Figure 14.3 shows that contiguity neighbours represent the same kinds of relationships with other observations as distance. Some approaches prefer distance neighbours on the basis that, for example, inverse distance neighbours show clearly how all observations are related to each other. However, the development of tests for spatial autocorrelation and spatial regression models has involved the inverse of a spatial process model, which in turn can be represented as the sum of a power series of the product of a coefficient and a spatial weights matrix, so intrinsically acknowledging the relationships of all observations with all other.

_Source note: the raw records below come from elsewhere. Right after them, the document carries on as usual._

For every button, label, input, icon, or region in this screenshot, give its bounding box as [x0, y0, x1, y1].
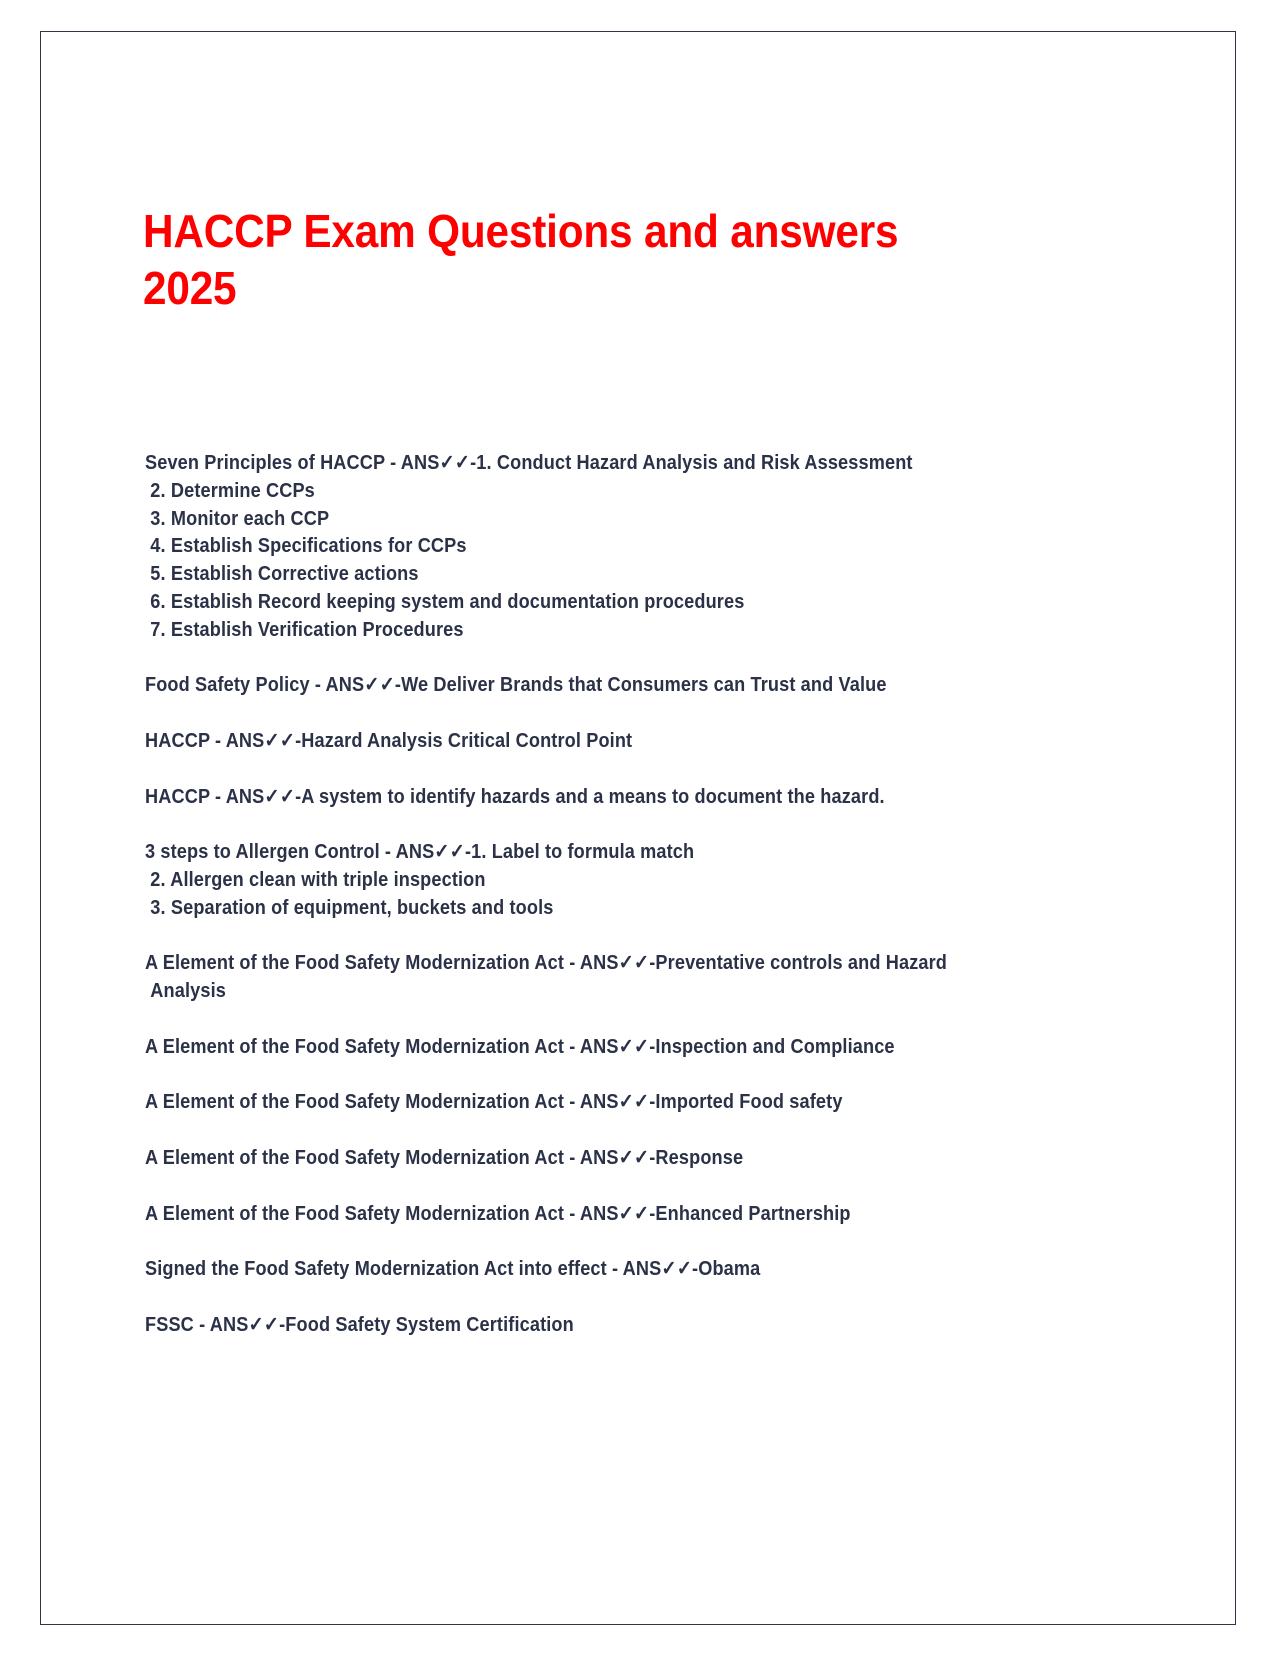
page-title-line: HACCP Exam Questions and answers [143, 205, 898, 257]
qa-content-body: Seven Principles of HACCP - ANS✓✓-1. Con… [145, 449, 995, 1339]
qa-question-answer-line: A Element of the Food Safety Modernizati… [145, 1033, 995, 1061]
qa-group: A Element of the Food Safety Modernizati… [145, 1144, 995, 1172]
qa-question-answer-line: Seven Principles of HACCP - ANS✓✓-1. Con… [145, 449, 995, 477]
qa-group: 3 steps to Allergen Control - ANS✓✓-1. L… [145, 838, 995, 921]
qa-group: A Element of the Food Safety Modernizati… [145, 1088, 995, 1116]
qa-continuation-line: 2. Allergen clean with triple inspection [145, 866, 995, 894]
qa-group: HACCP - ANS✓✓-Hazard Analysis Critical C… [145, 727, 995, 755]
qa-group: FSSC - ANS✓✓-Food Safety System Certific… [145, 1311, 995, 1339]
qa-question-answer-line: A Element of the Food Safety Modernizati… [145, 949, 995, 1005]
qa-question-answer-line: Signed the Food Safety Modernization Act… [145, 1255, 995, 1283]
qa-group: A Element of the Food Safety Modernizati… [145, 1200, 995, 1228]
qa-continuation-line: 3. Separation of equipment, buckets and … [145, 894, 995, 922]
qa-continuation-line: 7. Establish Verification Procedures [145, 616, 995, 644]
qa-question-answer-line: 3 steps to Allergen Control - ANS✓✓-1. L… [145, 838, 995, 866]
qa-continuation-line: 2. Determine CCPs [145, 477, 995, 505]
qa-question-answer-line: A Element of the Food Safety Modernizati… [145, 1088, 995, 1116]
qa-question-answer-line: HACCP - ANS✓✓-A system to identify hazar… [145, 783, 995, 811]
qa-question-answer-line: Food Safety Policy - ANS✓✓-We Deliver Br… [145, 671, 995, 699]
page-content-area: HACCP Exam Questions and answers2025 Sev… [41, 32, 1235, 1624]
qa-group: A Element of the Food Safety Modernizati… [145, 949, 995, 1005]
qa-group: Signed the Food Safety Modernization Act… [145, 1255, 995, 1283]
page-title: HACCP Exam Questions and answers2025 [143, 203, 934, 317]
qa-continuation-line: 6. Establish Record keeping system and d… [145, 588, 995, 616]
qa-continuation-line: 5. Establish Corrective actions [145, 560, 995, 588]
qa-group: Food Safety Policy - ANS✓✓-We Deliver Br… [145, 671, 995, 699]
document-page: HACCP Exam Questions and answers2025 Sev… [40, 31, 1236, 1625]
qa-question-answer-line: A Element of the Food Safety Modernizati… [145, 1144, 995, 1172]
qa-group: A Element of the Food Safety Modernizati… [145, 1033, 995, 1061]
qa-question-answer-line: A Element of the Food Safety Modernizati… [145, 1200, 995, 1228]
qa-group: Seven Principles of HACCP - ANS✓✓-1. Con… [145, 449, 995, 644]
qa-question-answer-line: HACCP - ANS✓✓-Hazard Analysis Critical C… [145, 727, 995, 755]
qa-continuation-line: 4. Establish Specifications for CCPs [145, 532, 995, 560]
page-title-line: 2025 [143, 262, 236, 314]
qa-continuation-line: 3. Monitor each CCP [145, 505, 995, 533]
qa-group: HACCP - ANS✓✓-A system to identify hazar… [145, 783, 995, 811]
qa-question-answer-line: FSSC - ANS✓✓-Food Safety System Certific… [145, 1311, 995, 1339]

Sparse contiguity neighbour objects accommodate rich dependency structures without the need to make the structures explicit.

gridExtra::grid.arrange(tmap_grob(tm1), g1, nrow=1) Figure 14.3: Relationship of shortest paths to distance for Lutowiska; left panel: shortest path counts from Lutowiska; right panel: plot of shortest paths from Lutowiska to other observations and distances (km) from Lutowiska to other observations

## 14.7 Exercises

1. Which kinds of geometry support are appropriate for which functions creating neighbour objects?
2. Which functions creating neighbour objects are only appropriate for planar representations?
3. What difference might the choice of rook rather than queen contiguities make on a chessboard?
4. What are the relationships between neighbour set cardinalities (neighbour counts) and row-standardized weights, and how do they open analyses up to edge effects? Use the chessboard you constructed in exercise 3 for both rook and queen neighbours.